I remember a few years ago where I programmed a fully functioning GUI with windows, buttons, text boxes, check boxes, edit areas, and virtually any other control you can imagine. I feel your pain.
For what, a game? Btw; What are you doing now (if you don't mind me asking)?
Indeed, a GUI has quite some damn fukkin development overhead. Thank for you
condolence! I appreciate!
I could have done the button much easier, but it
wouldn't be as flexible as I want it to be. The GUI will be used for a game as
well.
I have buttons but none of the difficult controls yet like lists and edit boxes. ...
Me neither. Will do them as needed.
... What framerate is your demo running at? The control is visibly lagging behind the mouse even in the GIF, but that could be related to the demo framerate or vsync. Also are you using a software or hardware cursor?
Hardware cursor. The GUI is lagging a bit, indeed. Framerate is low. The
graphics runs on a device independent (software-) framebuffer which makes my
blitting functions a bit slow due to the overhead involved. I wrote such a
buffer to tinker around with different depths for dithering and playing around
with palettes etc. I basically imitated Windows 3.11 palette driven graphics.

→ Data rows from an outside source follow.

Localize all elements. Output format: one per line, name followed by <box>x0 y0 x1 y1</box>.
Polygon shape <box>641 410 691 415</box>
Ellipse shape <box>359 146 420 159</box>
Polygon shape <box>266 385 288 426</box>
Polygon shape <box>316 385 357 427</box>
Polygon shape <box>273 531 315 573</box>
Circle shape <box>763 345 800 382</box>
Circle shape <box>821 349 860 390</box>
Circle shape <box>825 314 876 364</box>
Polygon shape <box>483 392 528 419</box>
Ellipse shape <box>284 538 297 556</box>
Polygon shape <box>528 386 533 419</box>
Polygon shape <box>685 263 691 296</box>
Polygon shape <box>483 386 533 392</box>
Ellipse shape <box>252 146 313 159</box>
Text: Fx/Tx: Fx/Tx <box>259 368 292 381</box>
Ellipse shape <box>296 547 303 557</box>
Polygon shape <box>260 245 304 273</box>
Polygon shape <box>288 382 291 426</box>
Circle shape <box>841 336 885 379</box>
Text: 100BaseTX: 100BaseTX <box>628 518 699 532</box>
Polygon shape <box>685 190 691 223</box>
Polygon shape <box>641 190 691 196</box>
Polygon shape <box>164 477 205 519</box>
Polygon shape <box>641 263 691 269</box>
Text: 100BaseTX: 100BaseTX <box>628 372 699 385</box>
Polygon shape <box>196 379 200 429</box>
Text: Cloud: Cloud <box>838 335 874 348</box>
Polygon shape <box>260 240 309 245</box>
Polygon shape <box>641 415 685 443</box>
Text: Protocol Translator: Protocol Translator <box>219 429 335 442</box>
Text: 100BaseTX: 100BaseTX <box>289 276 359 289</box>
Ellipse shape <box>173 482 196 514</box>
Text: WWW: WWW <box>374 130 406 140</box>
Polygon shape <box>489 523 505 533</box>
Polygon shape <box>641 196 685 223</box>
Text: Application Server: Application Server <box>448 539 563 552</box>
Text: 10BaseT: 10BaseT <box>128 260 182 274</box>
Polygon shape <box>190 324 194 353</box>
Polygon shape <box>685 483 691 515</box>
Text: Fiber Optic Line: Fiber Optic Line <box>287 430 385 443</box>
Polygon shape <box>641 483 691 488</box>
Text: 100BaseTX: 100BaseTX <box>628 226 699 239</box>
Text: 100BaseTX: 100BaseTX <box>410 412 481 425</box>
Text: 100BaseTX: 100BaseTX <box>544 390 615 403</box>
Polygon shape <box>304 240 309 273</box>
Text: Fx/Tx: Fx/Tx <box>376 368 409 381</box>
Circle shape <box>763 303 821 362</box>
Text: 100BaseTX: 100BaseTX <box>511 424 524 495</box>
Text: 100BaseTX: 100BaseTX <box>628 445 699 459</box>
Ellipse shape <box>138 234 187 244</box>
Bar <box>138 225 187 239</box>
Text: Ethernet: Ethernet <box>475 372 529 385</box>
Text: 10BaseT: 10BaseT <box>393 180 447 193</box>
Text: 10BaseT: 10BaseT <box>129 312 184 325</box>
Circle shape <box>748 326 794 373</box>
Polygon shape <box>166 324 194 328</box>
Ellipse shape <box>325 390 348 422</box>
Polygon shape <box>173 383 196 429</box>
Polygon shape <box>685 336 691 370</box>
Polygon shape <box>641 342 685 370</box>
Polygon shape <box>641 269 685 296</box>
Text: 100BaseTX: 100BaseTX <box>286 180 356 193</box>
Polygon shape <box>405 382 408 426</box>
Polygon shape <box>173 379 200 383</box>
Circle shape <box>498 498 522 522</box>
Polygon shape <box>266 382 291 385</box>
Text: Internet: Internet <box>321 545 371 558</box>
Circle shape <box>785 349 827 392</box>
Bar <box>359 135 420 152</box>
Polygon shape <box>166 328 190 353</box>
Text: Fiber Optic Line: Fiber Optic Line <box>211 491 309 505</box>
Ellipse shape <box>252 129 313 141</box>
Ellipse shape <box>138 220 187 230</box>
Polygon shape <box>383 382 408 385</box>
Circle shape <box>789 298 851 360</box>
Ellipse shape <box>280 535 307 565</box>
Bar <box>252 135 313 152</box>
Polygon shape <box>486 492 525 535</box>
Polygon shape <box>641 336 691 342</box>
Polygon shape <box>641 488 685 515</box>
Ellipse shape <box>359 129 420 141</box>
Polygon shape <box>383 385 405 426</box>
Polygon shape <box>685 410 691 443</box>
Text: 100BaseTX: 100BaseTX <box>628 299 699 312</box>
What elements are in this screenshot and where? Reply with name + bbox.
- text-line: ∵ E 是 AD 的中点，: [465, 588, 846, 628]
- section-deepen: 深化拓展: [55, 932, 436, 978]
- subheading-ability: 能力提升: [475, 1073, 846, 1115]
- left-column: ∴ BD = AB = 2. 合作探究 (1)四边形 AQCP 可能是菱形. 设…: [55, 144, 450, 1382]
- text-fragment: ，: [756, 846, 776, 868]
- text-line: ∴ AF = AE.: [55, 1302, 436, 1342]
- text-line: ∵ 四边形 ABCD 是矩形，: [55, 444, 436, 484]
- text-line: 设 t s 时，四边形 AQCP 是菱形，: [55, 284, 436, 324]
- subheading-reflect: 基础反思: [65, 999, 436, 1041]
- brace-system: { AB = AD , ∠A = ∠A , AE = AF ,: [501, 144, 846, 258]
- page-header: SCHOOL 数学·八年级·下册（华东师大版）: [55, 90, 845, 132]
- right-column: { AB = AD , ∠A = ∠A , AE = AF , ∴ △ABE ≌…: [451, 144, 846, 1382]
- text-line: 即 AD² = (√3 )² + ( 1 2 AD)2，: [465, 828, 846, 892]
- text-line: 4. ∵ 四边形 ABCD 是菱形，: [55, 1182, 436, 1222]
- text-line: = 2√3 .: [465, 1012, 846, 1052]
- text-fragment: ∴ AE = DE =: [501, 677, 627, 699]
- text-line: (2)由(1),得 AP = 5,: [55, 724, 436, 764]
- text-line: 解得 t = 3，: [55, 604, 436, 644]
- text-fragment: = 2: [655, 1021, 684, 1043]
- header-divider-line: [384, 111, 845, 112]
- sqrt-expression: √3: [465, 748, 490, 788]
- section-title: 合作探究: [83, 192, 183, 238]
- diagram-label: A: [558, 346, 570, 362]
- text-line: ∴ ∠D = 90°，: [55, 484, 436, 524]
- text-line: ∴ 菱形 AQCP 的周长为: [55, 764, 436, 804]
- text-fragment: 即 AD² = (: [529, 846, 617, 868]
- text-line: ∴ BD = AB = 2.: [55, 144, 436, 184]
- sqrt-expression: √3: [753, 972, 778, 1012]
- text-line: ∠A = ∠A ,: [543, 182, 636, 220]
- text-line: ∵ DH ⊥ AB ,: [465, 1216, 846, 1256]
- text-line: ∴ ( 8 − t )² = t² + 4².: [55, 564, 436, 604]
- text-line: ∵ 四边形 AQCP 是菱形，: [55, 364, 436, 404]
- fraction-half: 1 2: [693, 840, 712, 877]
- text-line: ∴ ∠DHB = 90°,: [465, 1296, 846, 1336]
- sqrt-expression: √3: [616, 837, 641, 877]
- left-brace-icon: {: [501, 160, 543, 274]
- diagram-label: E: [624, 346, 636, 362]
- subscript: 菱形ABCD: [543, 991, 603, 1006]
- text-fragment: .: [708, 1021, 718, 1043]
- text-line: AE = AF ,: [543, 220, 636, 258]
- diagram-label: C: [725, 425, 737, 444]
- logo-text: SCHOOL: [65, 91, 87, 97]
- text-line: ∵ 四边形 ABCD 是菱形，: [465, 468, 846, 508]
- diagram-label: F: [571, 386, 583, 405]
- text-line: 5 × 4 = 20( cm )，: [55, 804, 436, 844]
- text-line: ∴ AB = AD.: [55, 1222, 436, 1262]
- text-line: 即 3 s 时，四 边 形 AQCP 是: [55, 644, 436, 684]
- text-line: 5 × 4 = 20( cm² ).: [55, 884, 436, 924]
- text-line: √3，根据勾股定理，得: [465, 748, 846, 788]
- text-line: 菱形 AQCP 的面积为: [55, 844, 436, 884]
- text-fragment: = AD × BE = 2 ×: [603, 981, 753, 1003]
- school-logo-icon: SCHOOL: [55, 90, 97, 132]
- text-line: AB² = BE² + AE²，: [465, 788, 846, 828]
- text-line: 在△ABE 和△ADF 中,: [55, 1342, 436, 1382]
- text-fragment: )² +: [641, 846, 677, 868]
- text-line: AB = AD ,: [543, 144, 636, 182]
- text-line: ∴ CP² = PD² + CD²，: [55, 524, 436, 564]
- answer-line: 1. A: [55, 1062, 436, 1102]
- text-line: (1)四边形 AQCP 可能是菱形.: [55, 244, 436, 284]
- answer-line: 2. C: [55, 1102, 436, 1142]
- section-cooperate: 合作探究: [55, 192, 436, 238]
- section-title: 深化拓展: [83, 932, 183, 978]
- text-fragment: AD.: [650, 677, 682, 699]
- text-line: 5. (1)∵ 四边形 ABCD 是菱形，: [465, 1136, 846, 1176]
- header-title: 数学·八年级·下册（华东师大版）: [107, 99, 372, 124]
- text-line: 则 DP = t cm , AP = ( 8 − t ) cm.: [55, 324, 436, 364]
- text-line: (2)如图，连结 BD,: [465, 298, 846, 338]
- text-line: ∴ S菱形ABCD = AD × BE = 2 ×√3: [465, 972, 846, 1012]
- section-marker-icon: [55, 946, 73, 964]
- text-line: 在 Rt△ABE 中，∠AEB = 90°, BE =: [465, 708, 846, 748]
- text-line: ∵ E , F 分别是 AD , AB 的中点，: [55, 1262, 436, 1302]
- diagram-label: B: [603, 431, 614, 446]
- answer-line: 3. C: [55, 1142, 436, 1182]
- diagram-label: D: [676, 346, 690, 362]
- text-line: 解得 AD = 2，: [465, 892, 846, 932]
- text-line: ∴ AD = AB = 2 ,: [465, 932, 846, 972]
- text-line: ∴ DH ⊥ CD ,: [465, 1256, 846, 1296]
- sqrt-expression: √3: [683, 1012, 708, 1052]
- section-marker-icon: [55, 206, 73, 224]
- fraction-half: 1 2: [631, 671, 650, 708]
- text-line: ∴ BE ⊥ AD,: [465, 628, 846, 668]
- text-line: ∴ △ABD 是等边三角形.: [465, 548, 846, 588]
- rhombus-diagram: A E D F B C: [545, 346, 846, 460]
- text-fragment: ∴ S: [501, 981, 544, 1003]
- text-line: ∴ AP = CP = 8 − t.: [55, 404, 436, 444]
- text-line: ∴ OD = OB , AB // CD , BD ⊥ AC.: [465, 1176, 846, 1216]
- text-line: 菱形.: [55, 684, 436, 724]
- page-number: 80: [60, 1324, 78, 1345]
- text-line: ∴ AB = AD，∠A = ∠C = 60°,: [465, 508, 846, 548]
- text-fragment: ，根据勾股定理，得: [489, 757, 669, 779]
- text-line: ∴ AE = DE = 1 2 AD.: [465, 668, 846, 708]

This may seem quite odd doing so whereas the world is quite lucky leaving
palettes behind, but I have a strong need for it. Without doing any recording
the program runs at a suitable speed. Fixing the depth would increase the
speed quite a lot. And there is even hardware blitting available if I want to,
but as I said; pixel control above anything else.
This is primarily for
development. When one works with graphics/framebuffers having different
resolution in space and color, it becomes a bit annoying, indeed. But that's
the deal for playing with retro graphics -- it spans so many scales.